Upper Body Exercises Are Often Neglected by Two-Wheel Enthusiasts
As we have touched on in previous ‘training tips’ articles, cycling is very much focused on the power of your legs, your core stability and the conditioning of the cardiovascular system.
Indeed, professional cyclists are typically slight in build, with powerful lean muscle on the legs and very minimal bulk on the upper body. Being lightweight is not a necessity, but at that level every possible advantage must be considered.
While cycling is very much a lower body-orientated sport, the importance of maintaining a level of strength in the upper body is essential to a balanced, stable ride and will help in making you a healthier, more rounded sportsperson.
Let’s take a look at some of the best isolation and compound lifts to tone the upper body.
Overhead Shoulder Press – Lift the dumbbells to about ear level, with your palms facing forwards and your elbows out to the sides and bent at a right angle. Engage the core and keep your back straight – begin to raise the weights above your head, almost to where the sides of the weights touch. Pause for a moment before slowly lowering the weights to the starting position.
Lateral Raises – This can be done seated or standing up, but begin with dumbbells in each hand down by your side. With elbows ever so slightly bent inwards for greater stability, raise the weight out and upwards until they are parallel to the ground. Pause and then lower to the start position.
The shoulders are essential for proper stability and support, particularly for mountain biking enthusiasts who will endure turbulent terrain and will need to absorb a lot of shock through the arms and shoulders.
The overhead shoulder press is the go-to exercise for increasing size and strength in the front section of the shoulders, while lateral raises work several muscle groups including the back, neck and arms.
Bicep Curl – Another very effective isolation exercise, bicep curls are a must for building stronger arms. Begin with a dumbbell in each hand and down by your side, but with your palms facing forwards. Slowly bring one weight up, using the elbow as a hinge and keeping the top half of your arm firmly tucked against your rib. Slowly bring back to the start position, and repeat with the alternate arm.
Tricep Kickback – These can be completed with dumbbells or the cable machine. Start with a weight in each hand, palms facing towards each other and knees slightly bent. Hinge forwards and downwards at the waist, keeping the spine neutral. Bring the weight back behind you until your arm is straight and pointing in the opposite direction to the way you are facing. Hold for a few seconds to engage the tricep, and repeat on the other side.
There are a plethora of variations and compound lifts to try for building muscles on the arms, but these are a great place to start. Each specific muscle group is relatively small, so be careful not to overtrain them – start by doing 4 exercises a week.
Dumbbell Row – If you have a gym bench, use it to bend over and support your body by placing your left hand and left knee on the bench, and your right foot on the ground (if not, a flat, knee height surface will suffice).

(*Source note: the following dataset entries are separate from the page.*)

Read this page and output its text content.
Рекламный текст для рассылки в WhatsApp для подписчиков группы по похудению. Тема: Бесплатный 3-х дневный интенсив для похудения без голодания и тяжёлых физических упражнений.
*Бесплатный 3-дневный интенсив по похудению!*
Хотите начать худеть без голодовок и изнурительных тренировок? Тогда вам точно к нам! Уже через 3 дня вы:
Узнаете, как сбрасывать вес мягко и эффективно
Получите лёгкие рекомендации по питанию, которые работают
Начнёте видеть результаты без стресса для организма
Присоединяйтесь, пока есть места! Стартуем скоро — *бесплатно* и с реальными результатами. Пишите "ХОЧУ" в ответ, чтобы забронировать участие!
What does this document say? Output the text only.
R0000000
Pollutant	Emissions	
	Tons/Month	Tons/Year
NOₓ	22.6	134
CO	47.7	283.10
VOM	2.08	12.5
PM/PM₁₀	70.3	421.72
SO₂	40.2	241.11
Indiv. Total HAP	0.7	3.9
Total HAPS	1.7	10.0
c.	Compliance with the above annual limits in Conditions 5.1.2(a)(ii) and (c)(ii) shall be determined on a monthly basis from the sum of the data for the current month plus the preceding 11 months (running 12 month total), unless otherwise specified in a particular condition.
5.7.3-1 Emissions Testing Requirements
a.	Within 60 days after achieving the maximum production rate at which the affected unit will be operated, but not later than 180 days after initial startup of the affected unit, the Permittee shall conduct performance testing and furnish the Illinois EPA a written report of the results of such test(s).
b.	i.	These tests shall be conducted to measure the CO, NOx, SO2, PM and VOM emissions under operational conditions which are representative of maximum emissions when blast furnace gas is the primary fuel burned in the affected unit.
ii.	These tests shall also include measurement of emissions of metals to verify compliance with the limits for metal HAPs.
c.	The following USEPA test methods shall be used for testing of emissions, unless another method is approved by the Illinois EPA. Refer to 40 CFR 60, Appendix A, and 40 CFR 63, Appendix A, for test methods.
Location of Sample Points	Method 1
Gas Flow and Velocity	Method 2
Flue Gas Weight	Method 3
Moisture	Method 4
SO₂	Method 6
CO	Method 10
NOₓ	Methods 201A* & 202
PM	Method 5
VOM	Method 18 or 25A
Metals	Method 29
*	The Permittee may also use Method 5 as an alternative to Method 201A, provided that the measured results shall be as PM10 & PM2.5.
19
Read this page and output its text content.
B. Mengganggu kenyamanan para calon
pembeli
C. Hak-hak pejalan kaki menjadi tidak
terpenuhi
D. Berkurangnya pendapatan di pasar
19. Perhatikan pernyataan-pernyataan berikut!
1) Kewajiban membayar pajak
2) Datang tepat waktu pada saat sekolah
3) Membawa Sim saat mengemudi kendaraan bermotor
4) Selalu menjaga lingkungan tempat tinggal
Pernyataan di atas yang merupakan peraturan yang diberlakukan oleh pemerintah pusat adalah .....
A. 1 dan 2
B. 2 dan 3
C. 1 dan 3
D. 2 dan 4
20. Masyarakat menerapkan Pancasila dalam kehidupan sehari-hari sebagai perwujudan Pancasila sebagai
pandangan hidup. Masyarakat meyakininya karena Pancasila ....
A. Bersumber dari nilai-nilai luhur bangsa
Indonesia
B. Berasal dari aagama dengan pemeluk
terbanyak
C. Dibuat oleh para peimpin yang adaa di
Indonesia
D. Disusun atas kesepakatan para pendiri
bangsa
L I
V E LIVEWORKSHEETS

With the dumbbell in your right hand and a straight back, lift the dumbbell up and towards your hip; your forearm should be perpendicular with the ground. Slowly lower the dumbbell before repeating the process.
Face Pulls – A cable machine or a set of resistance bands are required for this next exercise. Grasp the handles with both hands with your palms facing in. Step back until your arms are fully extended, lean back slightly to take some of the weight. Start by engaging the weight, and then pull the cable towards your forehead, rolling the shoulders back and engaging the rear deltoids. Pause for a few seconds, and slowly bring the weight back to a comfortable position and repeat.
The dumbbell row is perfect compound back exercise; it works the lower and upper back in tandem, helping to create a sturdier base for support on the bike.
Face pulls are great for building upper back and shoulder muscles, helping to effectively overcome tough terrains and keep you on a steady path while climbing.